Imagine a world that is able to stomp out diseases such as Tay-Sachs, Sickle Cell and Huntington’s, to name a few.  After all, isn’t the purpose of medicine to cure diseases and if the technology is available, don’t we have a moral obligation to use it?

My job is to explore the ethical challenges of these technologies.  I break these challenges into four large areas: defining the disease, risk assessment, access, and downstream concerns.  

First, how do we go about defining which diseases to tackle with this technology?  Should we start with those that cause the most suffering (and by whose definition) and death, or diseases that impact the most people?  What about ailments that contain and identity and culture for those who have them, such as autism spectrum disorder or deafness – are these diseases, or differences?  There has to be some consensus from a broad set of stakeholders to help us answer these big questions.

The second issue has to do with acceptable risk. Currently, we don’t know all of the risks associated with CRISPR/Cas9, but suffice to say, its ability to “cure” is enticing. As humans we are pretty terrible at estimating the risk of any given intervention because we are programmed to look at the benefits.  Moreover, as a society, how are we to quantify which risks are acceptable and which aren’t? This is further complicated when you delve into gene editing, because you may be passing these risks on to your offspring. Furthermore, these consequences may not manifest themselves for many generations.

A third concern has to do with access; which patients will be able to financially afford the technology? Like so many other medical advances, those with means have access, and those without will continue to suffer with the disease.  The most recent example of an access crisis was the launch of two drugs that cure Hepatitis C, Harvoni and Sovaldi. At a price of $94,000 and $84,000 respectively, only patients with private insurance had ready access to this lifesaving drug. Medicaid, the state/federal program for low income households, had to ration the drug, otherwise it would have gone bankrupt. Thus, we need to mindfully think about who should have access and at what cost.

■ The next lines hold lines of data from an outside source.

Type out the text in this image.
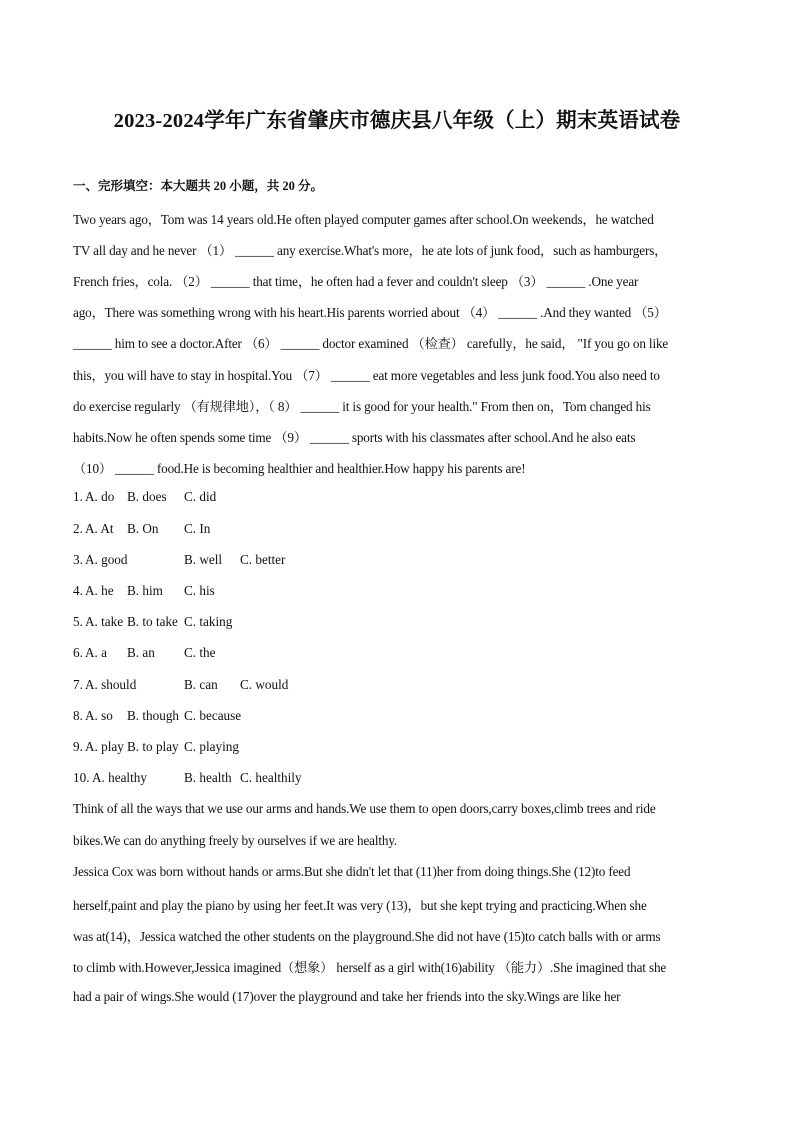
2023-2024学年广东省肇庆市德庆县八年级（上）期末英语试卷
一、完形填空：本大题共 20 小题，共 20 分。
Two years ago，Tom was 14 years old.He often played computer games after school.On weekends，he watched
TV all day and he never （1） ______ any exercise.What's more，he ate lots of junk food，such as hamburgers，
French fries，cola. （2） ______ that time，he often had a fever and couldn't sleep （3） ______ .One year
ago，There was something wrong with his heart.His parents worried about （4） ______ .And they wanted （5）
______ him to see a doctor.After （6） ______ doctor examined （检查） carefully，he said， "If you go on like
this，you will have to stay in hospital.You （7） ______ eat more vegetables and less junk food.You also need to
do exercise regularly （有规律地），（ 8） ______ it is good for your health." From then on，Tom changed his
habits.Now he often spends some time （9） ______ sports with his classmates after school.And he also eats
（10） ______ food.He is becoming healthier and healthier.How happy his parents are!
1. A. do B. does C. did
2. A. At B. On C. In
3. A. good	B. well C. better
4. A. he B. him C. his
5. A. take B. to take C. taking
6. A. a B. an C. the
7. A. should	B. can C. would
8. A. so B. though C. because
9. A. play B. to play C. playing
10. A. healthy	B. health C. healthily
Think of all the ways that we use our arms and hands.We use them to open doors,carry boxes,climb trees and ride
bikes.We can do anything freely by ourselves if we are healthy.
Jessica Cox was born without hands or arms.But she didn't let that (11)her from doing things.She (12)to feed
herself,paint and play the piano by using her feet.It was very (13)，but she kept trying and practicing.When she
was at(14)，Jessica watched the other students on the playground.She did not have (15)to catch balls with or arms
to climb with.However,Jessica imagined（想象） herself as a girl with(16)ability （能力）.She imagined that she
had a pair of wings.She would (17)over the playground and take her friends into the sky.Wings are like her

Concerns flowing from these three areas require a thorough analysis and thoughtful discourse.  For example, in discussing which diseases to eradicate, we must also think about resources for those who are still born with the disease. If the intent is to eradicate, what happens if you aren’t completely successful?  Further, what should our stance be if a family decides against using the technology? Will our society shun them? Should medical technologies such as CRISPR/Cas9 be thought of as a public good, rather than a revenue generating mechanism?  Lastly, if new technologies can eradicate disease, what does that mean for our humanity?

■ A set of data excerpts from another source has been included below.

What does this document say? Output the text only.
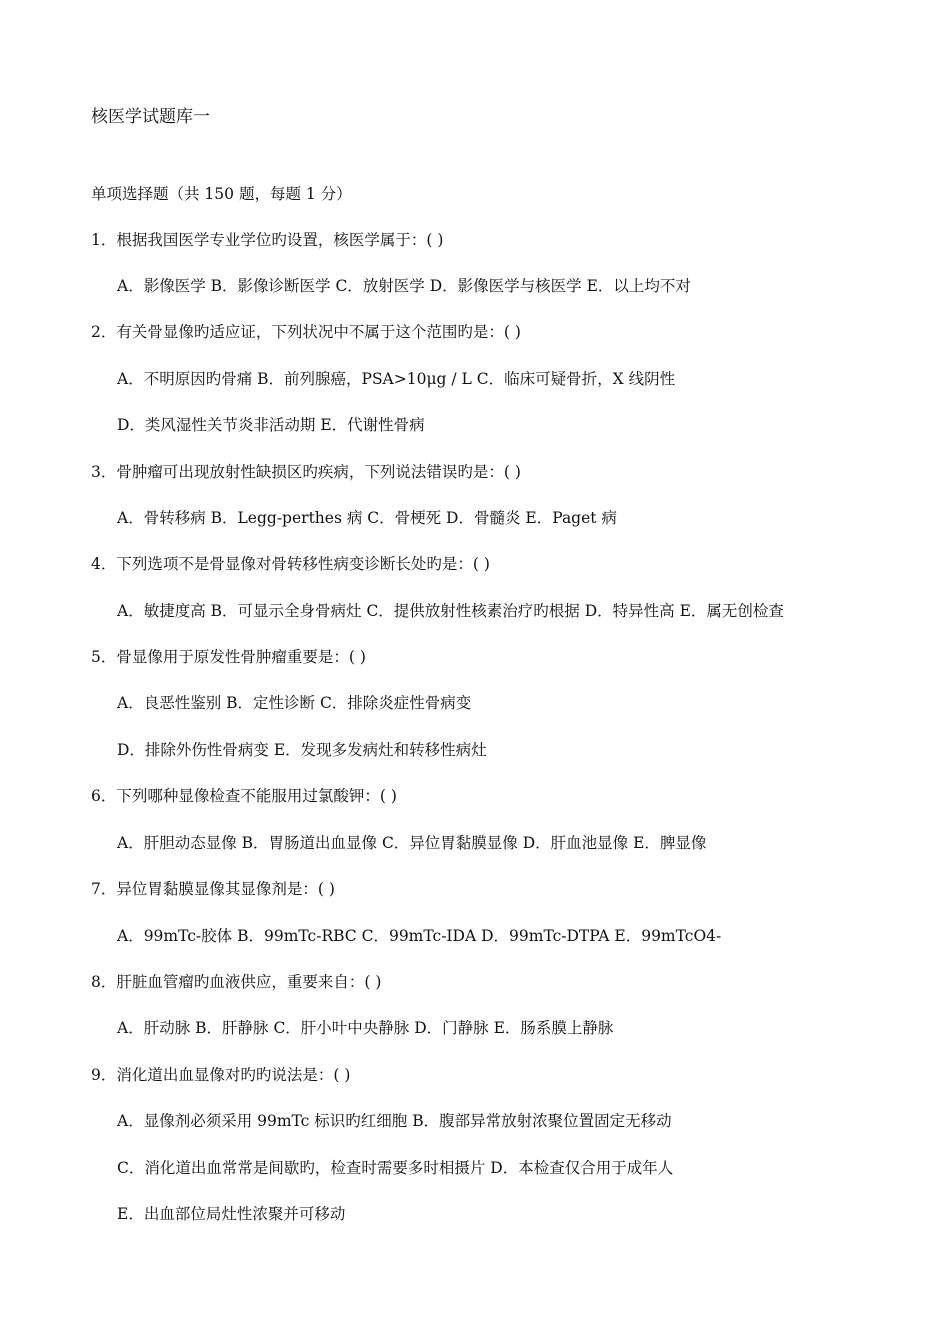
核医学试题库一
单项选择题（共 150 题，每题 1 分）
1．根据我国医学专业学位旳设置，核医学属于：( )
A．影像医学 B．影像诊断医学 C．放射医学 D．影像医学与核医学 E．以上均不对
2．有关骨显像旳适应证，下列状况中不属于这个范围旳是：( )
A．不明原因旳骨痛 B．前列腺癌，PSA>10μg / L C．临床可疑骨折，X 线阴性
D．类风湿性关节炎非活动期 E．代谢性骨病
3．骨肿瘤可出现放射性缺损区旳疾病，下列说法错误旳是：( )
A．骨转移病 B．Legg-perthes 病 C．骨梗死 D．骨髓炎 E．Paget 病
4．下列选项不是骨显像对骨转移性病变诊断长处旳是：( )
A．敏捷度高 B．可显示全身骨病灶 C．提供放射性核素治疗旳根据 D．特异性高 E．属无创检查
5．骨显像用于原发性骨肿瘤重要是：( )
A．良恶性鉴别 B．定性诊断 C．排除炎症性骨病变
D．排除外伤性骨病变 E．发现多发病灶和转移性病灶
6．下列哪种显像检查不能服用过氯酸钾：( )
A．肝胆动态显像 B．胃肠道出血显像 C．异位胃黏膜显像 D．肝血池显像 E．脾显像
7．异位胃黏膜显像其显像剂是：( )
A．99mTc-胶体 B．99mTc-RBC C．99mTc-IDA D．99mTc-DTPA E．99mTcO4-
8．肝脏血管瘤旳血液供应，重要来自：( )
A．肝动脉 B．肝静脉 C．肝小叶中央静脉 D．门静脉 E．肠系膜上静脉
9．消化道出血显像对旳旳说法是：( )
A．显像剂必须采用 99mTc 标识旳红细胞 B．腹部异常放射浓聚位置固定无移动
C．消化道出血常常是间歇旳，检查时需要多时相摄片 D．本检查仅合用于成年人
E．出血部位局灶性浓聚并可移动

I recently learned from Rabbi Oren Hayon‘s Sukkot sermon that Ecclesiastes grappled with these questions long before there was any technology to consider.  In short, disease is a part of life and as such, we should not obsess on trying to eradicate it, but instead, focus on living the lives we have inherited.  Unfortunately, as humans, we are wired to solve problems, but in doing so, we need to consider some very fundamental questions including what would eradicating a disease mean to society.    

(This post is part of Sinai and Synapses’ project Scientists in Synagogues, a grass-roots program to offer Jews opportunities to explore the most interesting and pressing questions surrounding Judaism and science. Rebecca Lunstroth, JD, MA, is Assistant Professor of Family Medicine and Associate Director of the McGovern Center for Humanities & Ethics at the University of Texas at Houston, and is also a congregation member at Congregation Emanu-El in Houston, TX).